Most of this is a story for 2019. But for now, the momentum is behind a California push into some Tuesday position in March.
The question that remains after competing bills passed each house in the state legislature on May 4 is exactly where in March the primary ends up in 2020. The Assembly bill -- AB 84 -- is the more straightforward of the two. It shifts a consolidated California primary back into the first Tuesday (after the first Monday) in March position the Golden state primary occupied during the 2000 and 2004 cycles.
Alternatively, the Senate version -- SB 568 -- is a bit more complex. On the surface, it stakes out a less ambitious, third Tuesday in March spot on the calendar. However, it also gives the California governor the option of bumping the primary up to an even earlier position. Now, given current national party timing penalties on presidential primaries, anything earlier than the first Tuesday in March is a non-starter. That gubernatorial power is rendered mostly powerless; except granting the executive branch the ability to move the primary up as early as the date called for in the Assembly legislation.
While it is true that a version of this March primary legislation has passed each chamber of the California state legislature, one version obviously still has to pass the opposite house and be signed into law.

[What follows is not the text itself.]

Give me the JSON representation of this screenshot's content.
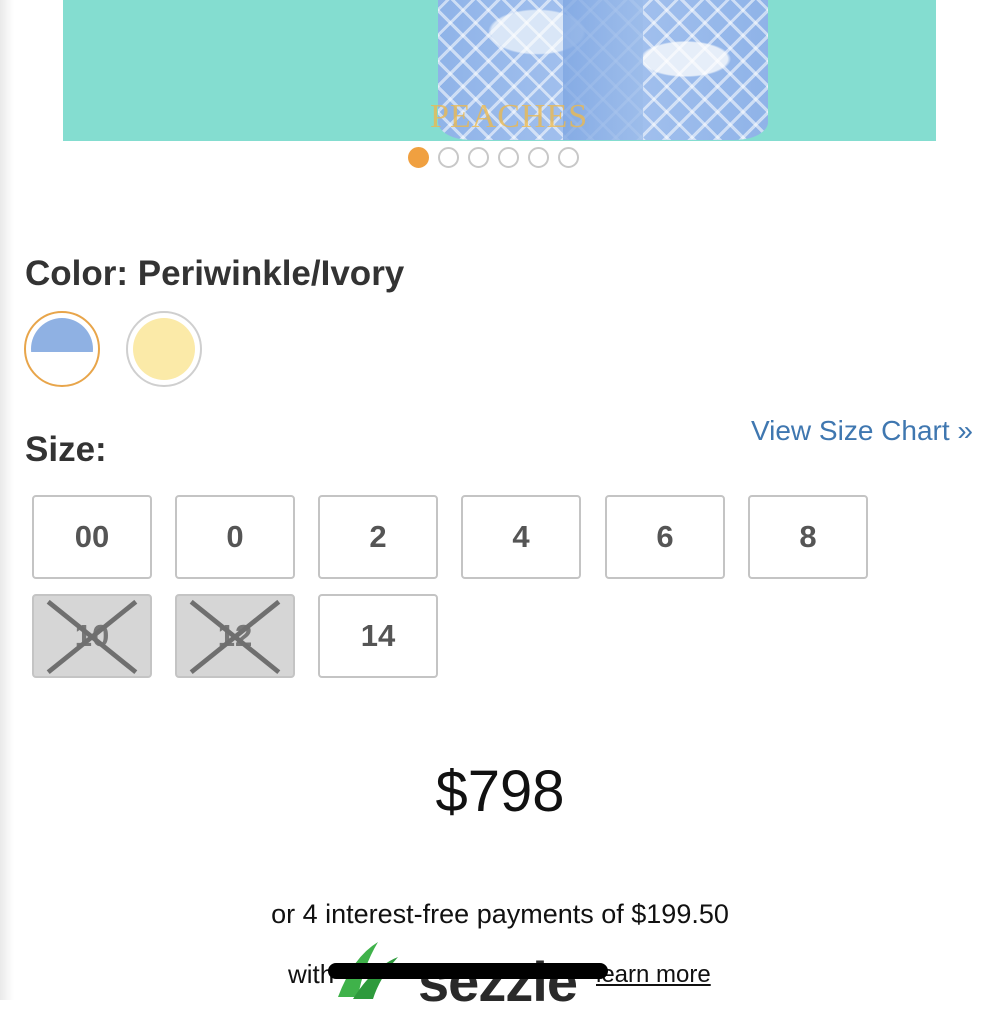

The first of those seems more likely than not, but the gubernatorial signature is not assured (though admittedly likely given the synchronicity of an open 2020 Democratic presidential nomination and Democrats' unified control in the Golden state).
The likelihood of a move, then is quite high. That carries with it a couple of additional notes worth mentioning here.
First, this move would be on the early side. While some states schedule their presidential primaries for the next cycle before the midterm year, it is exception rather than rule. The vast majority states hold off on acting until the timing of the presidential primary is actually on most legislators radar. Occasionally, that is immediately after a presidential election year, but more often than not, the urgency is higher after the midterms and more importantly after the national parties have set their delegate selection rules for the upcoming cycle.
Since this California move would be made earlier than is typical, the legislature would theoretically have the ability to move again. That is probably not likely this time around, but it should be noted that California shifted from March to June after 2004 before moving again -- from June to February -- ahead of the 2008 cycle. All the incentives are to move earlier, and in this 2020 case, California will already be as early as it possibly can be. Unless the national parties seek to penalize March primaries, then, California would be unlikely to pull up the tent stakes and move again; this time to a later date.
Additionally, a California push into March has a certain gravitational pull to it. In delegates terms, the cache of delegates in California represented nearly seven percent of the total number of Republican delegates in 2016 and nearly 11.5 percent on the Democratic side. That is a level of delegate-richness that brings other states along for the ride. That happened in 1996, 2000 and 2008 -- all cycles that witnessed California shifting to an earlier primary date.
While there are only a handful of states with unified Democratic control now -- and thus have less motivation to move -- that may be different after the 2018 midterms. That is still a way off, but bears mention in this context. California may be alone in moving now, but would potentially pull many of those northeastern, mid-Atlantic states that shifted from February to much later dates in 2012 back into March, further frontloading the calendar.
Most of this is a story for 2019. But for now, the momentum is behind a California push into some Tuesday position in March.